М.Л.Плахова

Б.В.Алексеев

Вверх и вниз по Амазонке

Книга известных художников М. Л. Плаховой и Б. В. Алексеева во многом отличается от научно-популярных книг и рассказов о путешествиях. Все началось с того, что профессиональные художники участвовали в научных экспедициях на научно-исследовательском судне «Дмитрий Менделеев» в Тихом океане, позднее — на корабле «Академик Курчатов» в Индийском океане.

Вверх и вниз " по Амазонке. Чрезвычайное обстоятельство.

Предложение нас устраивало, но на всякий случай мы сказали, что надо подумать. Как-никак глаза еще были пол­ны моря, а уши — плеска океанских волн. Подумав, мы отправились в Каракумы. Действительно, они были сход­ны: бессильные песчинки, кроткие капельки воды. Разроз­ненные, развеянные, превращались в ничто, воссоеди­няясь, становились грозной силой: мириады песчинок погребали города, капли, став океаном, смывали берега в пучину.

Мы работали на мертвых барханах и в живых саксауло­вых рощах, высаженных руками людей на бесплодных такырах. Бродили по развалинам древнего Мерва, писали в тени фисташковых лесов, на склонах Бадхызского запо­ведника, среди паутины пробитых архарами троп. Рисова­ли людей, что умеют из песка строить дома и выращивать сочные гроздья винограда там, где нога уходит в песок, с альбомами в руках прошли по рукотворной реке — каналу имени Ленина.

Четыре года самолеты и поезда доставляли нас из Европы в Азию, в- Ашхабад, в Туркмению. Но работа была сделана, и жизнь стала входить в привычную колею. Теперь все начиналось сначала.

На обратном пути из Института океанологии водитель «Жигулей» Плахова сосредоточенно молчит, дважды про­скакивая светофор на красный свет. Где-то на полпути к дому, в районе Новодевичьего монастыря, она наконец совмещает переживания с правилами движения и откры­вает рот, чтобы сообщить мне о своих сомнениях и коле­баниях, приводя доводы, из которых следует, что в силу ря­да обстоятельств наша причастность к новому много­месячному рейсу в океан практически невозможна, более того, немыслима. Прежде чем свернуть к дому, она притор­маживает и поворачивает ко мне лицо:

— Только уговор: помалкивай. Никому ни звука. По­нял?

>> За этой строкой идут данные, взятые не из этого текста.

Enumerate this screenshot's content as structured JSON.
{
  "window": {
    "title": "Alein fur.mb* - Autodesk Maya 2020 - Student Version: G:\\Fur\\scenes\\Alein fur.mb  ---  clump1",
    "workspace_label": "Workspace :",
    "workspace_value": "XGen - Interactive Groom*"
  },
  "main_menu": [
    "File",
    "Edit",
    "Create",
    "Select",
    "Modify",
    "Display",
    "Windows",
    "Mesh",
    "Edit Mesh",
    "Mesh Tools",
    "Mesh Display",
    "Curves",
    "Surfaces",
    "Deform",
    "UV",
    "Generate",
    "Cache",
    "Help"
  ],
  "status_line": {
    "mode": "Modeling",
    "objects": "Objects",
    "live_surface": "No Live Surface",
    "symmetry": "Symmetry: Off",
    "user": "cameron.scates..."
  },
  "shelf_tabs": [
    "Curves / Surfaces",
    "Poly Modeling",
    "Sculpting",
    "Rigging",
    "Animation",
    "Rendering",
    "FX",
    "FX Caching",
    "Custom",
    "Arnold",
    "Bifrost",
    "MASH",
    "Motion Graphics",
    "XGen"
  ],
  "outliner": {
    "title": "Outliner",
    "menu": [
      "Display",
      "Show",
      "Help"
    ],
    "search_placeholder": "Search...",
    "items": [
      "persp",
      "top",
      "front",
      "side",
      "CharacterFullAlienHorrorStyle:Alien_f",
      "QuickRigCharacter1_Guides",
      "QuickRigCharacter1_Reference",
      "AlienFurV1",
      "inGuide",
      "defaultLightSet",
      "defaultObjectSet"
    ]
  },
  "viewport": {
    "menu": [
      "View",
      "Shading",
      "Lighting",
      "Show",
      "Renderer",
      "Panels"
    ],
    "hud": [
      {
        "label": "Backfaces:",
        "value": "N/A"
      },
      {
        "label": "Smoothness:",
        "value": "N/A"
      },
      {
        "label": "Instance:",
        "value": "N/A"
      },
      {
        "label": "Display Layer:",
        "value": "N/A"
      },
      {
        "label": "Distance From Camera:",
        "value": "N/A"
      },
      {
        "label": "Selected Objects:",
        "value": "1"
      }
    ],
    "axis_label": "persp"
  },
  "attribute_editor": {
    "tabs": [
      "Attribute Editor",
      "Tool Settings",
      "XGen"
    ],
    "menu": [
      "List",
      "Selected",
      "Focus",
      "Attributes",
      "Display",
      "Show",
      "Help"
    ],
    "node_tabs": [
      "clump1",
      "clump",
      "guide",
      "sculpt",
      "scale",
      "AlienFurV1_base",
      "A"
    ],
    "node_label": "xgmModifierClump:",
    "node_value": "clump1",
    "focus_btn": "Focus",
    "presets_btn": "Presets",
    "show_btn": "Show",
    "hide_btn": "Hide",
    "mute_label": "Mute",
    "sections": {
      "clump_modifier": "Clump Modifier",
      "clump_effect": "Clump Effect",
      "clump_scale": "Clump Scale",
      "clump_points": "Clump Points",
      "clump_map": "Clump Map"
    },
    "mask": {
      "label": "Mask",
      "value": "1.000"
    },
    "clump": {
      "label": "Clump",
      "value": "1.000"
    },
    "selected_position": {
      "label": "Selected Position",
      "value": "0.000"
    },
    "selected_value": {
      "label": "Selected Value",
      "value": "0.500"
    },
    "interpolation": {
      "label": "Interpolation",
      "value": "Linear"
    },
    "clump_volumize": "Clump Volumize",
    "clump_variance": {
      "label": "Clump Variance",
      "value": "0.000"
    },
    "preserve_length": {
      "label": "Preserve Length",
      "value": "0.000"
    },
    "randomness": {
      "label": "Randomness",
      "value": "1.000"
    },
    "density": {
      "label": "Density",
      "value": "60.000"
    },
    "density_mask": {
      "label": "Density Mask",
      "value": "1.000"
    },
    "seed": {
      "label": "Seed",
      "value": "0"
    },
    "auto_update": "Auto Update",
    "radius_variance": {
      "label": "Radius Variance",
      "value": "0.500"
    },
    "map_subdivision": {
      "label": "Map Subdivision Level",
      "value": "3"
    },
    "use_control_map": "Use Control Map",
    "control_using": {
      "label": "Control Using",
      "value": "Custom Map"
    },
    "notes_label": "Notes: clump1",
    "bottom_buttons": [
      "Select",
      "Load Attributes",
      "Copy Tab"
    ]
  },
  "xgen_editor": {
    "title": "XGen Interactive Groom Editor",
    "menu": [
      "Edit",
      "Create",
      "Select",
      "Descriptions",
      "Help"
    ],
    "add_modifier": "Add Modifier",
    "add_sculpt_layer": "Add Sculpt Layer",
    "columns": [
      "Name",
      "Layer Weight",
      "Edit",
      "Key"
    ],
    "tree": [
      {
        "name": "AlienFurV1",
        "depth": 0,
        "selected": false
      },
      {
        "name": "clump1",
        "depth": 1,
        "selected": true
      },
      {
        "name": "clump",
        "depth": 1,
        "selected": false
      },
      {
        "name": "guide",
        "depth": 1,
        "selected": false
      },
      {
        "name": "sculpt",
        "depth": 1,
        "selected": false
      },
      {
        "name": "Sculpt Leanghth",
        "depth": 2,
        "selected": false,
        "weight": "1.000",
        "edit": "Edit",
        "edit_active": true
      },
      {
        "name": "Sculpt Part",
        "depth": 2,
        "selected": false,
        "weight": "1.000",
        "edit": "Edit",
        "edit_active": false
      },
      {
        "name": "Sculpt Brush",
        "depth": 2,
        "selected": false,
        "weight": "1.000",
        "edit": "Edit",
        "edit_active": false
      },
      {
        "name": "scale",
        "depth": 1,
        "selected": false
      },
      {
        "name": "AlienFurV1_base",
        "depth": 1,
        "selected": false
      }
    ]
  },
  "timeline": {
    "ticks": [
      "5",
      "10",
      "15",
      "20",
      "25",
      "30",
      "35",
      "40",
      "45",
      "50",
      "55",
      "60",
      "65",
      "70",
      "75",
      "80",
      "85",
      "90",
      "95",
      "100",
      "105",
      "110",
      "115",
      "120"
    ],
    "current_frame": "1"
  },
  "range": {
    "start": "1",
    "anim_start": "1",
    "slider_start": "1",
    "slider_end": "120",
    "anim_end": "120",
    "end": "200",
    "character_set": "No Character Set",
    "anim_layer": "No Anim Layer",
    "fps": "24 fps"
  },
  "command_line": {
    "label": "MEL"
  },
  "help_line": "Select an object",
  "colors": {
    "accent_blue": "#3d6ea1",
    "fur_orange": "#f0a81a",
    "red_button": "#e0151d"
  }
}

Теперь и у меня теснятся сомнения, всплывают неот­ложные, несовместимые с океаном дела.

Так мы идем или не идем в рейс? — отваживаюсь спросить, когда она, газуя, проскакивает ворота.

Что значит «не идем»? Идем, естественно. Разве есть вопросы?

Вопросов не было. Да и в чем, собственно, дело? Энту­зиасты с рюкзаками за плечами отправлялись пешком с Дальнего Востока в Прибалтику. Папазовы на спасатель­ной шлюпке пересекали океаны. Один из молодых этногра­фов, преодолевая сопротивление жены, во что бы то ни стало пытался назвать сына Тутанхамоном... Словом, лю­дям свойственно стремление к необычному. Не зря подаре­но нам судьбой соседство с Московским зоопарком: засы­паем и просыпаемся под рыкание львов, тяжелые вздохи белой медведицы, кошачье мяуканье павлинов.

«И еще жизнь прекрасна потому, что можно путешест­вовать». Время неуклонно стирает воспоминания, как тече­ние размывает след на песчаном дне. И все же в душе остается частица пережитого: околдованные лагуны и атол­лы, лабиринты коралловых рифов, клубящаяся бирюза про­свеченных солнцем вод.